During the third quarter of 2019, Hasbro entered into a definitive agreement to acquire Entertainment One (eOne) in an all-cash transaction valued at approximately £3.3 billion ($4.3 billion). As a result of hedging part of the british pound purchase price of eOne, Hasbro recognized an after-tax foreign exchange loss of $20.9 million after-tax charge. Including that, net earnings were $212.9 million; excluding the charge, adjusted net earnings were $233.8 million.

Q3 2019 revenues were $1.58 billion, compared to $1.57 billion a year ago. Absent a negative $20.5 million impact of foreign exchange, third-quarter revenues grew 2 percent.

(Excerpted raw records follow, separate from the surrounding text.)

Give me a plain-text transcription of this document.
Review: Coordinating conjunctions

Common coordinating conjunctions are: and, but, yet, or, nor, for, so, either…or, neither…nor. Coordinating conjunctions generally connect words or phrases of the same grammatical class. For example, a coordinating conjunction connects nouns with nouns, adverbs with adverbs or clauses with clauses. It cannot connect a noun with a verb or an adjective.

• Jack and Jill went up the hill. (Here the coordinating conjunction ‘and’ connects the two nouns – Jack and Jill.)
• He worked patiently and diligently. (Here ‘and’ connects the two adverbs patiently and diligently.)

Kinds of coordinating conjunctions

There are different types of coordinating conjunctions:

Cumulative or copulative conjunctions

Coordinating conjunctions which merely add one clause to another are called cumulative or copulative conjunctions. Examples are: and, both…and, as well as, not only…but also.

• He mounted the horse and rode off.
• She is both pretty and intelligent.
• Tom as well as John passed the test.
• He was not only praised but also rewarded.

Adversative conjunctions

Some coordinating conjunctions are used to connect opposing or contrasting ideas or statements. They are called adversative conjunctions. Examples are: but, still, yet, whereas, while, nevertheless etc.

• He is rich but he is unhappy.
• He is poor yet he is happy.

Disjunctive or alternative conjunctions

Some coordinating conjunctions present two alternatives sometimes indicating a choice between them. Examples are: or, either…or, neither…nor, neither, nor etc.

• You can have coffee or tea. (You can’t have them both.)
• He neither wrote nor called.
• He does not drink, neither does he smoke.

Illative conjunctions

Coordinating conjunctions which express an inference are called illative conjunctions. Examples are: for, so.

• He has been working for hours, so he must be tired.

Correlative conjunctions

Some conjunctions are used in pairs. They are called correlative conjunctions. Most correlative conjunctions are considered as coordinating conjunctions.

“In addition, we are pleased with the progress toward completing our acquisition of eOne, including last week’s overwhelming approval by eOne shareholders. We expect to close the transaction during the fourth quarter,” continued Goldner. “The strategic opportunity to bring onboard the brands, capabilities and talent from eOne is compelling to our long-term prospects as a leading global play and entertainment company and we look forward to sharing more about our plans after the close.”

“Hasbro’s global teams are executing within a dynamic trade environment that is impacting the timing of revenues, driving incremental expenses and putting upward pressure on our underlying tax rate,” said Deborah Thomas, Hasbro’s chief financial officer. “In addition, third-quarter operating profit was negatively impacted versus last year from lower Entertainment, Licensing and Digital segment margins, a higher revenue mix of lower margin Partner Brands and incremental shipping and warehousing costs which partially offset our cost savings. We anticipate disruption throughout the remainder of 2019 as retailers work to manage costs and inventory and we are working to mitigate the impact on consumers this holiday season. Our teams are delivering an innovative slate across demographics and categories, including in digital gaming, that we are supporting with robust marketing programs and investment. Hasbro’s financial position is strong and we ended the quarter with $1.1 billion in cash on our balance sheet.”

Revenues were up 20 percent in the entertainment, licensing and digital segment; revenues decreased 2 percent in the U.S. and Canada segment; revenues were flat in the international segment but increased 4 percent absent a negative $19.9 million impact of foreign exchange.

Partner brands revenue increased 40 percent; franchise brands revenue decreased 8 percent; Hasbro gaming revenues decreased by 17 percent; and emerging brands revenue was flat.